Up until a few weeks ago, it seemed like the Pittsfield Police Department also was ready to equip this modern tool to ratchet up accountability in police-civilian interactions. Community members petitioned for bodycams on PPD officers. Pittsfield officials agreed with the sentiment. While Police Chief Michael Wynn initially expressed doubts about the logistics and legality of such a policy, he said his research into the matter settled his previous qualms, and informed the City Council via letter that a bodycam pilot program was ready for imminent launch.

Then, just when Chief Wynn was expected to address the City Council about the pilot’s rollout, the city’s police unions raised previously unmentioned objections to the bodycam pilot. In fact, those objections are still unmentioned, in that both the patrol officers union and police supervisors union still won’t specify exactly what are their concerns worth indefinitely delaying the pilot’s launch. One will be curious to see if the police union makes bodycams a negotiating point in contract talks.

Body cameras bring more transparency to bear on public safety agencies equipped with deadly force that require a foundation of public trust to healthily function. They give citizens a clearer look at the on-duty behavior of those sworn to serve and protect us. That means more direct accountability when police cross the line into misconduct or illegal action, but through an objective lens that also can directly help law enforcement — by clearing officers who act properly in tense or controversial circumstances, by helping to gather evidence at public scenes and by providing invaluable real-world training insight. Meanwhile, the Massachusetts Executive Office of Public Safety and Security sees the benefit of investing in this modern accountability mechanism and provides grants to help local forces with funding.

We’re glad to see Berkshire police departments also grasp the benefits and necessity of adopting bodycams. We applauded Great Barrington for becoming the first force in the county to mandate their use for all on-duty officers, and we similarly applaud Williamstown’s interim police chief for seeing the value in a policy he described as “low hanging fruit” — an obvious and common-sense way to advance his department’s transparency.

Yet as we’ve noted before, it’s painfully ironic that smaller Berkshire towns seem to be lapping the county’s most populous city — which has the most diverse citizenry and the largest police department — when it comes to seizing this “low hanging fruit.” The city’s police unions owe the Pittsfield community an overdue explanation as to why that’s the case for a measure backed by organized residents, city officials and the police chief alike.

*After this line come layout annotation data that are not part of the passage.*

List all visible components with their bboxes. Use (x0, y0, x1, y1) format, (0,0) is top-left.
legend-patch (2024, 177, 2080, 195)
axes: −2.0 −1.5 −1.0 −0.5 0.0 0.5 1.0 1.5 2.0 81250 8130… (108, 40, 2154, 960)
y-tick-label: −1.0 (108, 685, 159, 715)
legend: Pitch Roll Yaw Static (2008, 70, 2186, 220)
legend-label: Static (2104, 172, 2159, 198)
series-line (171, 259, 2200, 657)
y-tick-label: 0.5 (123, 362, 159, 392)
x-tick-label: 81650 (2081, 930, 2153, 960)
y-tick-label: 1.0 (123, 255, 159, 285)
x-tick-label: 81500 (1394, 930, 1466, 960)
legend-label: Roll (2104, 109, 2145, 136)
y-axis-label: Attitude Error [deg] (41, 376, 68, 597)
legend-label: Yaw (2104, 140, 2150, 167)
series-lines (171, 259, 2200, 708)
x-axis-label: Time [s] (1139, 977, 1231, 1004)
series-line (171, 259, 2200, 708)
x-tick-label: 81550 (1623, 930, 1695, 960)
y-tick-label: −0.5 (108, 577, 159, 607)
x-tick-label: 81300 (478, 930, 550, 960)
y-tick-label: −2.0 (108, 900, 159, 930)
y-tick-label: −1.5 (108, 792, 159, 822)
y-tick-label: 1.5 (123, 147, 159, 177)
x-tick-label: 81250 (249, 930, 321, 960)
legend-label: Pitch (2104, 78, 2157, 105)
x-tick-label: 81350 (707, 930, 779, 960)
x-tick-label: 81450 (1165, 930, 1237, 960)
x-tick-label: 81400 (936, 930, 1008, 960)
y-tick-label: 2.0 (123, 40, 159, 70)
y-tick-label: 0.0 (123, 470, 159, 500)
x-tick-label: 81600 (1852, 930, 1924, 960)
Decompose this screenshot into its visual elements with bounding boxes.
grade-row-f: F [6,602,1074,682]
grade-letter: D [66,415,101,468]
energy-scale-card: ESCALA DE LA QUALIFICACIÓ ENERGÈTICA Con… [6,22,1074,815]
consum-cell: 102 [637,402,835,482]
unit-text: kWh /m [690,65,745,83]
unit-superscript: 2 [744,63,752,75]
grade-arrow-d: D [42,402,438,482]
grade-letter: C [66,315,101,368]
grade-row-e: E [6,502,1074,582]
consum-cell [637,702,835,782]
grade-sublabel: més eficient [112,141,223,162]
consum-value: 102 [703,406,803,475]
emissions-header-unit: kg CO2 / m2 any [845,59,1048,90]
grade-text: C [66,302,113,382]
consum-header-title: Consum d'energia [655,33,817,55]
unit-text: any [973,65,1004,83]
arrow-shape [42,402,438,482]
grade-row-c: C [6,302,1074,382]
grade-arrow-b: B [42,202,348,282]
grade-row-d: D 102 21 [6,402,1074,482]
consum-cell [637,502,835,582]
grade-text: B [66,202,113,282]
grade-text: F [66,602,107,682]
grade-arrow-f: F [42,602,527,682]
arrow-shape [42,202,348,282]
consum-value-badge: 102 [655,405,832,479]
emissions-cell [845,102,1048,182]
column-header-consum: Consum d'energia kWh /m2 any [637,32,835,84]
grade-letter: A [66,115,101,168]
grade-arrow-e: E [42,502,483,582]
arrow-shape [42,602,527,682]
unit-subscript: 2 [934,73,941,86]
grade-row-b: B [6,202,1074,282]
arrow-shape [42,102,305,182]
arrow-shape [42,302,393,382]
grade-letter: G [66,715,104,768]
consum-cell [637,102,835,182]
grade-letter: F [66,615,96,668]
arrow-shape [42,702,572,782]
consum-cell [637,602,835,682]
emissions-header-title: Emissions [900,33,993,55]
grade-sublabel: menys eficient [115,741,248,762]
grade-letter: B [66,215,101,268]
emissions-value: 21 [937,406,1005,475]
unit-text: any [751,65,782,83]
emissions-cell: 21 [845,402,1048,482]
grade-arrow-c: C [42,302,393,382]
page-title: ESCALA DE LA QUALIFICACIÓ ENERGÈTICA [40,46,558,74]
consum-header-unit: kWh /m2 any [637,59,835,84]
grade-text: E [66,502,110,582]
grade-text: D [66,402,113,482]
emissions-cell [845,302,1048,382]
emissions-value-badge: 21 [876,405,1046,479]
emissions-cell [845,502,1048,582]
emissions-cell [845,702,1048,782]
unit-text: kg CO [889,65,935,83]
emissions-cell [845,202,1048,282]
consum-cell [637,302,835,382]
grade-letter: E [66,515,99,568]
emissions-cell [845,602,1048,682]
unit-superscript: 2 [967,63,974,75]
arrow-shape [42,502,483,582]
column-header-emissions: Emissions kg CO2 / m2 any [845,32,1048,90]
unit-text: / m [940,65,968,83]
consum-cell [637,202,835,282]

Absent any meaningful explanation, taxpayers are left wondering whether the primary reason for the unions’ holdup of the bodycam pilot is to leverage its rollout conditions for additional bargaining leverage amid contract negotiations.

Giving off that impression — unlike employing bodycams — only stands to erode public trust in city police’s prioritization of transparency and accountability. That could be nipped in the bud if the city’s police unions would answer one question: As other Berkshire communities and indeed other police unions back bodycams on police officers, why the unexplained delay in Pittsfield?